Fifth viewing: what it opened up
The fifth viewing was different. I took Valium before going and actually enjoyed it again.
That was also the viewing where some of the family material hit me hardest. One character talking about conservative parents and constant misgendering and the way the other characters supported her was incredibly moving. It made me want that kind of community more than anything else.
It also left me with a simpler thought than I usually allow myself: who gives a shit how I look in a skirt if it makes me happy?
That sounds small. It did not feel small.
A lot of what the show stirred up was already there. It did not invent it. It just made it harder to ignore.
It also made my longing for trans friendship more obvious. Not vague community in the abstract but friendship with people who understand certain things without me having to soften or translate them. Friendship where my existence is not always slightly up for debate. Friendship where I do not have to wonder which box someone has silently put me in.
That part hit even harder because all of my close friends are cis-het. I care about them but it often feels like I have to delicately carve out room for conversations about transness. Sometimes it was nice to go with different friends and point out the little in-jokes or references. Sometimes it was nice to let the show explain something by proxy that I would otherwise have had to explain myself. While waiting for one show, a friend misgendered me while we were in line, and later the show touched on the way non-binary transfemme people can get assumed to be trans women in ways that miss something important. It was a relief not to have to carry all of that explanation alone.

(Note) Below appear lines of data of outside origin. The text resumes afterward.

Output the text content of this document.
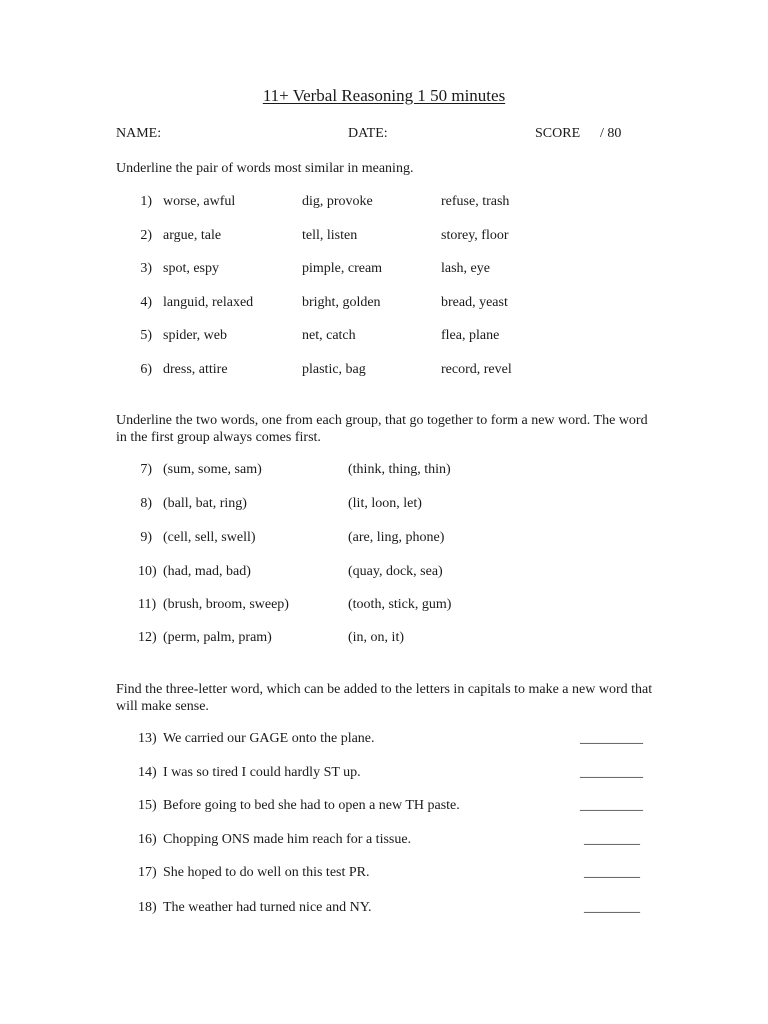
11+ Verbal Reasoning 1 50 minutes
NAME:	DATE:	SCORE / 80
Underline the pair of words most similar in meaning.
1) worse, awful	dig, provoke	refuse, trash
2) argue, tale	tell, listen	storey, floor
3) spot, espy	pimple, cream	lash, eye
4) languid, relaxed	bright, golden	bread, yeast
5) spider, web	net, catch	flea, plane
6) dress, attire	plastic, bag	record, revel
Underline the two words, one from each group, that go together to form a new word. The word in the first group always comes first.
7) (sum, some, sam)	(think, thing, thin)
8) (ball, bat, ring)	(lit, loon, let)
9) (cell, sell, swell)	(are, ling, phone)
10) (had, mad, bad)	(quay, dock, sea)
11) (brush, broom, sweep)	(tooth, stick, gum)
12) (perm, palm, pram)	(in, on, it)
Find the three-letter word, which can be added to the letters in capitals to make a new word that will make sense.
13) We carried our GAGE onto the plane.	_________
14) I was so tired I could hardly ST up.	_________
15) Before going to bed she had to open a new TH paste.	_________
16) Chopping ONS made him reach for a tissue.	________
17) She hoped to do well on this test PR.	________
18) The weather had turned nice and NY.	________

The family material got to me too. One character having non-accepting family and another seeming to have something more accepting or at least more workable made me think harder about my own family secrecy. I know it would go badly but it has become clearer to me that keeping everything in the dark is not neutral. It is one of the biggest things limiting what more visible steps in my transition can even feel possible.
After the final show I thanked one of the actors. I was awkward (as I usually am in social situations) but it still gave me some relief. It reminded me that a lot of the anxiety had been mine, not something actually coming from outside.
Conclusion
The simple answer is that I watched A Transgender Woman on the Internet, Crying five times because I thought it was excellent.
That answer is true, but incomplete.
I watched it because after the first viewing I wanted every remaining chance I could get to experience it again. I watched it because the music and performances were good enough to justify that impulse. I watched it because each return made the show feel deeper, sadder, more complicated and more important. I watched it because for a few hours at a time I could sit in a room where my version of transness still counted.
That feeling did not survive intact once I went back to normal life. It lasted a few hours, sometimes into the next day and then ordinary life closed back over it again.
But it was real while it lasted.
And that has made some things harder to ignore. The desire for trans friendship. The desire to dress more freely. The frustration of family secrecy. The possibility that I might be happier if I stopped treating every step toward being myself like something I need to defend in advance.
So yes, I watched it five times because I thought it was excellent.
I also watched it five times because for a little while it made a different life feel close enough to touch.